Ein Reiseziel war schnell gefunden: Nach Ladakh sollte es gehen, das im nordwestlichen Zipfel Indiens im Bundesstaat Jammu und Kaschmir liegt, eingezwängt zwischen Pakistan und China (Tibet).
  
Schon 2015 war unsere erste Wahl auf einen 7000er dort, den Kun, gefallen. Da diese Expedition damals aber nicht zustande kam und wir stattdessen den Putha Hiunchuli in Nepal versuchten, stand unser erster Besuch Indiens immer noch aus und dies wollten wir nun ändern.

Beim Blick auf die Landkarte fällt gleich auf, dass die Zahl der 6000-Meter-Gipfel in Ladakh schier unendlich ist, wobei die meisten davon noch nicht mal eine offizielle Bezeichnung haben. Zunächst fiel uns die Wahl unserer Gipfelziele - auch diesmal sollten es drei 6000er sein - daher nicht leicht.

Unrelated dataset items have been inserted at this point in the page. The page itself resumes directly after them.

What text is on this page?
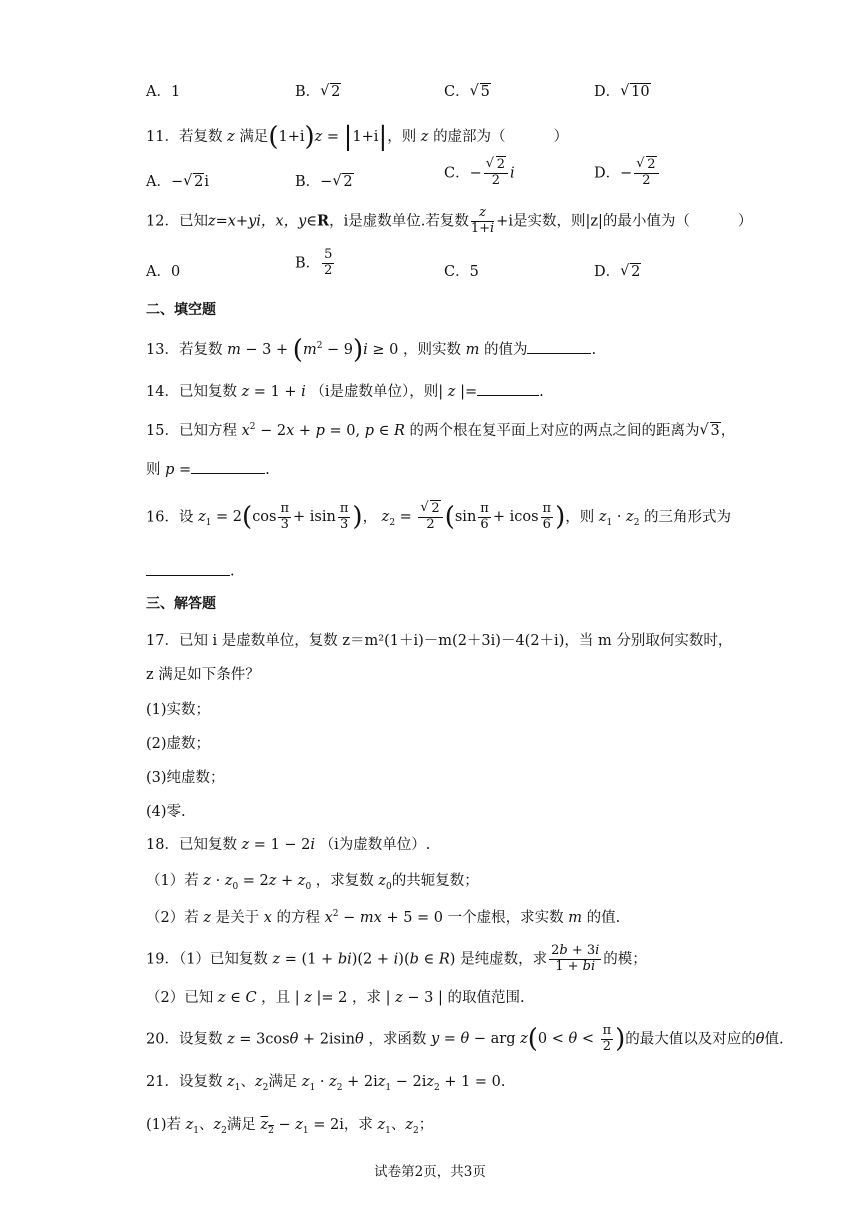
A．1	B． √ 2	C． √ 5	D． √ 10
11．若复数 z 满足(1+i)z = |1+i|，则 z 的虚部为（	）
A．− √ 2i	B．− √ 2
C．− √ $\frac{2}{2}$ i	D．− √ $\frac{2}{2}$
12．已知z=x+yi，x，y∈R，i是虚数单位.若复数 $\frac{z}{1+i} +i$是实数，则|z|的最小值为（	）
A．0
B． $\frac{5}{2}$	C．5	D． √ 2
二、填空题
13．若复数 $m - 3 + (m^2 - 9)i \ge 0$ ，则实数 m 的值为	.
14．已知复数 z = 1 + i （i是虚数单位），则| z |=	.
15．已知方程 $x^2 - 2x + p = 0$, p ∈ R 的两个根在复平面上对应的两点之间的距离为 √ 3，
则 p =	.
16．设 $z_1 = 2(\cos \frac{\pi}{3} + isin \frac{\pi}{3}$ )， $z_2$ = √ $\frac{2}{2} (\sin \frac{\pi}{6} + icos \frac{\pi}{6}$ )，则 $z_1 \cdot z_2$ 的三角形式为
.
三、解答题
17．已知 i 是虚数单位，复数 z＝m²(1＋i)－m(2＋3i)－4(2＋i)，当 m 分别取何实数时，
z 满足如下条件？
(1)实数；
(2)虚数；
(3)纯虚数；
(4)零.
18．已知复数 z = 1 − 2i （i为虚数单位）.
（1）若 $z \cdot z_0 = 2z + z_0$ ，求复数 $z_0$的共轭复数；
（2）若 z 是关于 x 的方程 $x^2$ − mx + 5 = 0 一个虚根，求实数 m 的值.
19．（1）已知复数 z = (1 + bi)(2 + i)(b ∈ R) 是纯虚数，求 $\frac{2b + 3i}{1 + bi}$ 的模；
（2）已知 z ∈ C ，且 | z |= 2 ，求 | z − 3 | 的取值范围.
20．设复数 z = 3cosθ + 2isinθ ，求函数 y = θ − arg $z(0 < \theta < \frac{\pi}{2}$ )的最大值以及对应的θ值.
21．设复数 $z_1$、$z_2$满足 $z_1 \cdot z_2 + 2iz_1 - 2iz_2 + 1 = 0$.
(1)若 $z_1$、$z_2$满足 $z_2 - z_1 = 2i$，求 $z_1$、$z_2$；
试卷第2页，共3页
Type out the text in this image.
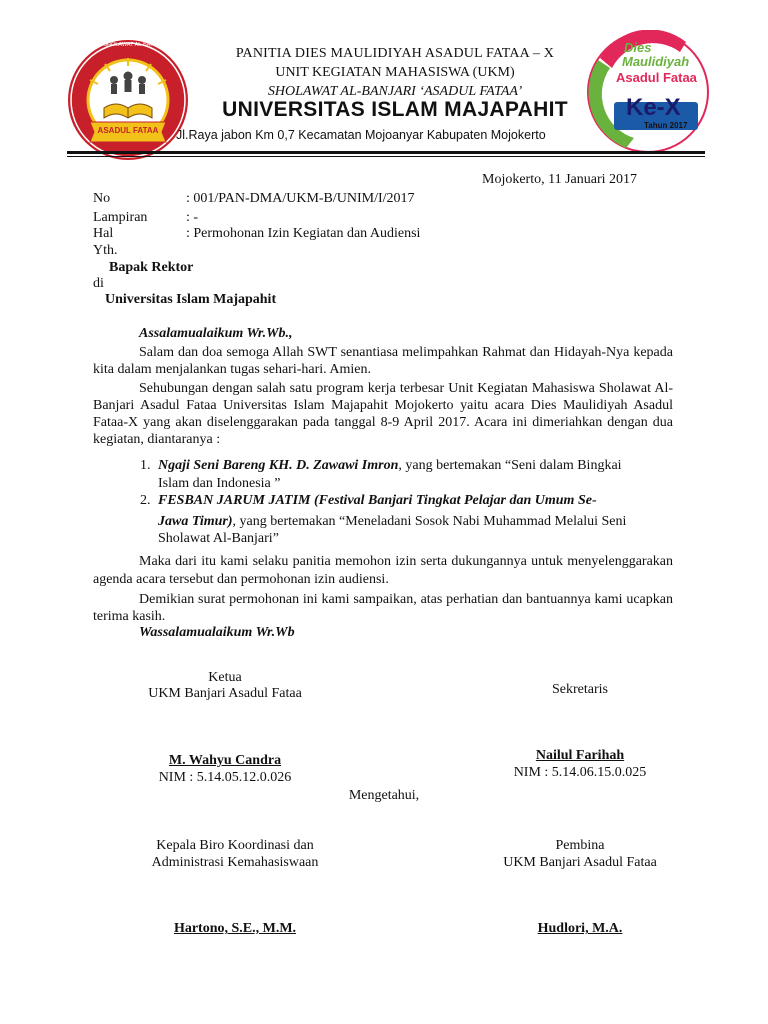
ASADUL FATAA
UKM SHOLAWAT AL-BANJARI
PANITIA DIES MAULIDIYAH ASADUL FATAA – X
UNIT KEGIATAN MAHASISWA (UKM)
SHOLAWAT AL-BANJARI ‘ASADUL FATAA’
UNIVERSITAS ISLAM MAJAPAHIT
Jl.Raya jabon Km 0,7 Kecamatan Mojoanyar Kabupaten Mojokerto
Dies
Maulidiyah
Asadul Fataa
Ke-X
Tahun 2017
Mojokerto, 11 Januari 2017
No	: 001/PAN-DMA/UKM-B/UNIM/I/2017
Lampiran	: -
Hal	: Permohonan Izin Kegiatan dan Audiensi
Yth.
Bapak Rektor
di
Universitas Islam Majapahit
Assalamualaikum Wr.Wb.,
Salam dan doa semoga Allah SWT senantiasa melimpahkan Rahmat dan Hidayah-Nya kepada kita dalam menjalankan tugas sehari-hari. Amien.
Sehubungan dengan salah satu program kerja terbesar Unit Kegiatan Mahasiswa Sholawat Al-Banjari Asadul Fataa Universitas Islam Majapahit Mojokerto yaitu acara Dies Maulidiyah Asadul Fataa-X yang akan diselenggarakan pada tanggal 8-9 April 2017. Acara ini dimeriahkan dengan dua kegiatan, diantaranya :
1. Ngaji Seni Bareng KH. D. Zawawi Imron, yang bertemakan “Seni dalam Bingkai
Islam dan Indonesia ”
2. FESBAN JARUM JATIM (Festival Banjari Tingkat Pelajar dan Umum Se-
Jawa Timur), yang bertemakan “Meneladani Sosok Nabi Muhammad Melalui Seni
Sholawat Al-Banjari”
Maka dari itu kami selaku panitia memohon izin serta dukungannya untuk menyelenggarakan agenda acara tersebut dan permohonan izin audiensi.
Demikian surat permohonan ini kami sampaikan, atas perhatian dan bantuannya kami ucapkan terima kasih.
Wassalamualaikum Wr.Wb
Ketua
UKM Banjari Asadul Fataa	Sekretaris
M. Wahyu Candra
NIM : 5.14.05.12.0.026
Nailul Farihah
NIM : 5.14.06.15.0.025
Mengetahui,
Kepala Biro Koordinasi dan
Administrasi Kemahasiswaan
Pembina
UKM Banjari Asadul Fataa
Hartono, S.E., M.M.	Hudlori, M.A.
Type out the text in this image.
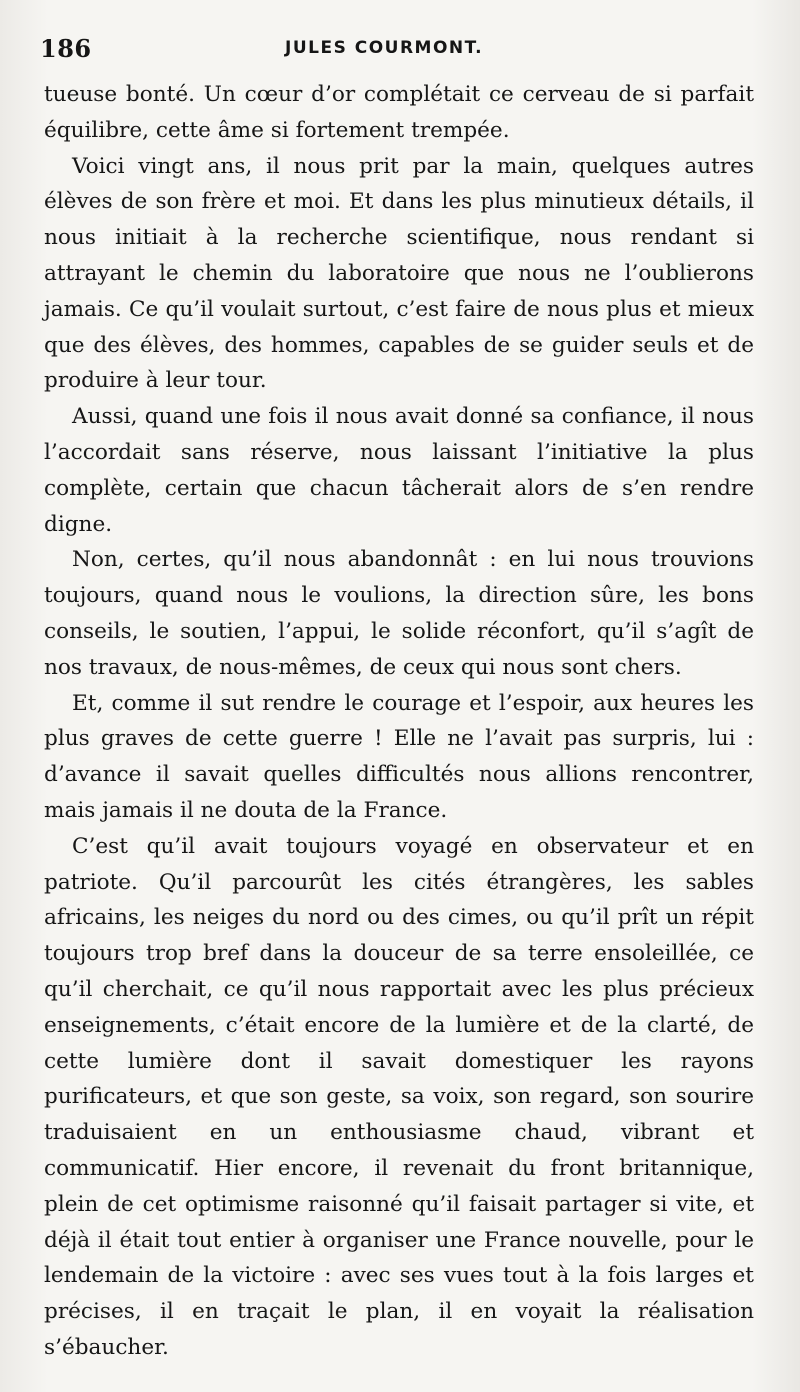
186	JULES COURMONT.

tueuse bonté. Un cœur d’or complétait ce cerveau de si parfait équilibre, cette âme si fortement trempée.

Voici vingt ans, il nous prit par la main, quelques autres élèves de son frère et moi. Et dans les plus minutieux détails, il nous initiait à la recherche scientifique, nous rendant si attrayant le chemin du laboratoire que nous ne l’oublierons jamais. Ce qu’il voulait surtout, c’est faire de nous plus et mieux que des élèves, des hommes, capables de se guider seuls et de produire à leur tour.

Aussi, quand une fois il nous avait donné sa confiance, il nous l’accordait sans réserve, nous laissant l’initiative la plus complète, certain que chacun tâcherait alors de s’en rendre digne.

Non, certes, qu’il nous abandonnât : en lui nous trouvions toujours, quand nous le voulions, la direction sûre, les bons conseils, le soutien, l’appui, le solide réconfort, qu’il s’agît de nos travaux, de nous-mêmes, de ceux qui nous sont chers.

Et, comme il sut rendre le courage et l’espoir, aux heures les plus graves de cette guerre ! Elle ne l’avait pas surpris, lui : d’avance il savait quelles difficultés nous allions rencontrer, mais jamais il ne douta de la France.

C’est qu’il avait toujours voyagé en observateur et en patriote. Qu’il parcourût les cités étrangères, les sables africains, les neiges du nord ou des cimes, ou qu’il prît un répit toujours trop bref dans la douceur de sa terre ensoleillée, ce qu’il cherchait, ce qu’il nous rapportait avec les plus précieux enseignements, c’était encore de la lumière et de la clarté, de cette lumière dont il savait domestiquer les rayons purificateurs, et que son geste, sa voix, son regard, son sourire traduisaient en un enthousiasme chaud, vibrant et communicatif. Hier encore, il revenait du front britannique, plein de cet optimisme raisonné qu’il faisait partager si vite, et déjà il était tout entier à organiser une France nouvelle, pour le lendemain de la victoire : avec ses vues tout à la fois larges et précises, il en traçait le plan, il en voyait la réalisation s’ébaucher.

Da ohnehin klar war, dass wir bei der Planung und Durchführung dieser Reise professionelle Unterstützung brauchen würden, hielten wir bald nach einem Reiseveranstalter Ausschau, der uns auch in diesem Punkt würde beraten können. Dabei waren wir anfangs völlig offen dafür, uns einer größeren Gruppe mit fixem Trekking- und Bergprogramm anzuschließen, falls es mit unseren Vorstellungen so ungefähr harmonierte.

Nach einiger Recherche entdeckten wir bei der österreichisch-ladakhischen Agentur Gesar Travel eine Trekkingreise mit Besteigung von zwei 6000ern und den Hinweis, dass man auch individuell zusammengestellte Reisen buchen könne. So wandten wir uns an die österreichische Mitinhaberin und arbeiteten mit ihrer und der Hilfe ihres ladakhischen Teams ein passendes Reiseprogramm für uns beide aus.

Den unmittelbar bei Leh gelegenen Stok Kangri schlossen wir bei der Auswahl der in Frage kommenden Berge von vornherein aus, da absolut jeder Bergreiseveranstalter diesen im Programm hat und er folglich ziemlich überlaufen sein muss.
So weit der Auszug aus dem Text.